When you buy cover, understand exclusions (front-running, oracle manipulation, user error) and time delays for claims.
Red flags to watch for in DEXs
You’ll avoid many problems by recognizing red flags before committing funds:
- Anonymous or poorly documented developer teams without a credible track record.
- Lack of independent audits or transparent bug bounty programs.
- Contracts with unrestricted upgradeability or single-signer admin keys.
- Sudden spikes in liquidity from unknown token sources or “honeypot” LPs.
- Aggressive token emission schedules that incentivize short-term manipulation.
- Bridges or integrations with a history of exploits and unresolved claims.
How to evaluate a DEX’s audit and security posture
When you investigate a DEX, check:
- Which firms performed audits and whether audit reports are public.
- Whether the code has been battle-tested in production and how quickly issues were patched historically.
- Presence of ongoing bug bounties (HackerOne, Immunefi) and active community security programs.
- Whether there is a security council, timelock period for upgrades, and documented emergency procedures.
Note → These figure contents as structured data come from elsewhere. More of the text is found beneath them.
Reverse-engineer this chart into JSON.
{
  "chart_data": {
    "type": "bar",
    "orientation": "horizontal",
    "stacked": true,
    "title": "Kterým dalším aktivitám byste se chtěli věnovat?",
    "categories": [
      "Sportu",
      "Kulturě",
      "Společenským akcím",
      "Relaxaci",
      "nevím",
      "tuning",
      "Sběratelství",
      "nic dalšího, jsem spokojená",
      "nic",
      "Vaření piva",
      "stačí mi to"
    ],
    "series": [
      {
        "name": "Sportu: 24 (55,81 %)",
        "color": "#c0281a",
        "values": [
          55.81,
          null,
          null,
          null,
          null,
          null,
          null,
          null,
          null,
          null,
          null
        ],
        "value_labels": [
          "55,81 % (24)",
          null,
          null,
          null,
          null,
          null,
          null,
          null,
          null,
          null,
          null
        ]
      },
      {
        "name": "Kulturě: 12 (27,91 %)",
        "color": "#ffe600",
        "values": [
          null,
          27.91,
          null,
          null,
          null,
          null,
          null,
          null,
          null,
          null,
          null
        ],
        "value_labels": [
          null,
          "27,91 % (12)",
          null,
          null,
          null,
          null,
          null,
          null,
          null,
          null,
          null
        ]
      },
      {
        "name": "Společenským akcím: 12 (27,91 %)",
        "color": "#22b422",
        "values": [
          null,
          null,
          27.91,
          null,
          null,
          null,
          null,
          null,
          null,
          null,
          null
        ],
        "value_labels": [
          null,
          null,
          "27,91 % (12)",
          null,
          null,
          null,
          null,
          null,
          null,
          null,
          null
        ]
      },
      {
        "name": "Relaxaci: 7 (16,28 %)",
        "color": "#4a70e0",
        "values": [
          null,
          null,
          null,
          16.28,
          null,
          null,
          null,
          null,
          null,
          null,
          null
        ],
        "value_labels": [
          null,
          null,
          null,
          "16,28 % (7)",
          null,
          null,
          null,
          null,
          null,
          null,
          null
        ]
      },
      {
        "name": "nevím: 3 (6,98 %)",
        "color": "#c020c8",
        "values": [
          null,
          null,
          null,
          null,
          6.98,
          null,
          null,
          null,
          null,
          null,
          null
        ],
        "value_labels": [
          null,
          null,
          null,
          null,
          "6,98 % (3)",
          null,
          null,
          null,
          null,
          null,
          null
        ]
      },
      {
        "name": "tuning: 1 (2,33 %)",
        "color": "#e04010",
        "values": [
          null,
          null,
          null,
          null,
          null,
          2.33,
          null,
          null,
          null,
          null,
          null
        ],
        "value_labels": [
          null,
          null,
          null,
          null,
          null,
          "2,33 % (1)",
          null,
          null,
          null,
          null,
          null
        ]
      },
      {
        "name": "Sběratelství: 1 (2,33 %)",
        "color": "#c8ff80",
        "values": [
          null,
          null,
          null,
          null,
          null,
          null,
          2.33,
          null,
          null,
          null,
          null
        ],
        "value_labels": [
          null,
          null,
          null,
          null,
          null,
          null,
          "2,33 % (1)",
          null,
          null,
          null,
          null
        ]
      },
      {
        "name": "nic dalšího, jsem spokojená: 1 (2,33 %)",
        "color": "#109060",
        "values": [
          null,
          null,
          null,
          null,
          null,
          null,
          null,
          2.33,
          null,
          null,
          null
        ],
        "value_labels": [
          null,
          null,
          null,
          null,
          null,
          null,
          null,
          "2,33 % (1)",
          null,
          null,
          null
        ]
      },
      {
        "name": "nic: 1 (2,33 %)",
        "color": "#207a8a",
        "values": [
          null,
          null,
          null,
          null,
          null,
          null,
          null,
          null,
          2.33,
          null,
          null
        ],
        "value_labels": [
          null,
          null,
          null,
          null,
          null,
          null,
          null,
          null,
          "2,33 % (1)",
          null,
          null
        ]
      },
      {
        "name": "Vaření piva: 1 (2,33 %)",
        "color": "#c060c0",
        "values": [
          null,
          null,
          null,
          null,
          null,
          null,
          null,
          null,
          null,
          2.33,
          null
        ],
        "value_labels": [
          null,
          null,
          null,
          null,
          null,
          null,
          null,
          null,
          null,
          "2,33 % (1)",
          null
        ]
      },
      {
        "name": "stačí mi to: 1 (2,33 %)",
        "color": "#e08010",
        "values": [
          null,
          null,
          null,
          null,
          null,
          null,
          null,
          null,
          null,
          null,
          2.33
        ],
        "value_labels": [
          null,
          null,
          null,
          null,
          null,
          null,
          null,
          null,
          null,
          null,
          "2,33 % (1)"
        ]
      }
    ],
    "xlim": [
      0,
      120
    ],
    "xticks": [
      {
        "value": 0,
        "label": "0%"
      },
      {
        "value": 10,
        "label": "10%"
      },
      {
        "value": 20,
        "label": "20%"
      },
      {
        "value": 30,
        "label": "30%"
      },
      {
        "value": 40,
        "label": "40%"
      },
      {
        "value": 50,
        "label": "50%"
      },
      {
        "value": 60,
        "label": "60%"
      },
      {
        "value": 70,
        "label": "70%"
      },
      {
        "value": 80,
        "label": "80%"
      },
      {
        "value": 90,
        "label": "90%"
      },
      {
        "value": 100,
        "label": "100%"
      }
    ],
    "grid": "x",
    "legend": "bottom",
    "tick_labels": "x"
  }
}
- Any history of hacks and how the team responded (transparency and remediation are positive signals).
Practical example: Executing a large stablecoin swap with minimal risk
If you need to swap $5M in stablecoins:
- Start by checking depth and slippage across specialized stable pools (Curve-like pools).
- Use an aggregator to split the trade between pools and DEXs for best price.
- Execute the swap with a hardware wallet and set a conservative slippage tolerance.
- After execution, immediately move proceeds to cold storage or a multisig setup.
- If available, purchase smart-contract cover for the swap transaction window.
This sequence minimizes market impact, reduces contract risk exposure, and secures proceeds quickly.
Governance, tokens, and long-term risk
If you’re storing large amounts of a protocol token, pay attention to governance dynamics. Token distributions, emissions, and governance votes can affect protocol behavior and token value. You’ll want to participate or at least monitor governance proposals that could change upgradeability or control parameters.
Final checklist before you move large amounts
- Confirm the DEX contracts and pool addresses and their audit status.
- Use a hardware wallet or multisig for signing large transactions.
- Prefer aggregators for execution if liquidity is fragmented.
- Limit approvals and revoke old allowances.
- Move proceeds into cold storage or an institutional custodian post-trade.
- Consider insurance for large exposures and understand coverage terms.
- Monitor bridging choices and avoid unsupported wrapped assets when possible.
- Document your recovery plan and keep geographical redundancy for backups.
Conclusion — your action plan
You’ll find that the most popular DEXs in 2025 are those that balance liquidity, UX, and security: AMMs like Uniswap and Curve for swaps, aggregators like 1inch for best execution, specialized derivatives platforms like dYdX and GMX for leverage and orders, and cross-chain solutions like Thorchain for native swaps. But popularity doesn’t equal safe custody. For storing large amounts, you’ll prefer hardware wallets, multisig setups, or institutional custodians rather than leaving assets in hot wallets or trusting unvetted smart contracts. Use aggregators and audited DEXs for execution, minimize approvals, and move proceeds back to secure custody quickly.
If you’d like, you can tell me which assets or chains you’re working with and I’ll give you a tailored step-by-step plan for executing large trades and securing your holdings.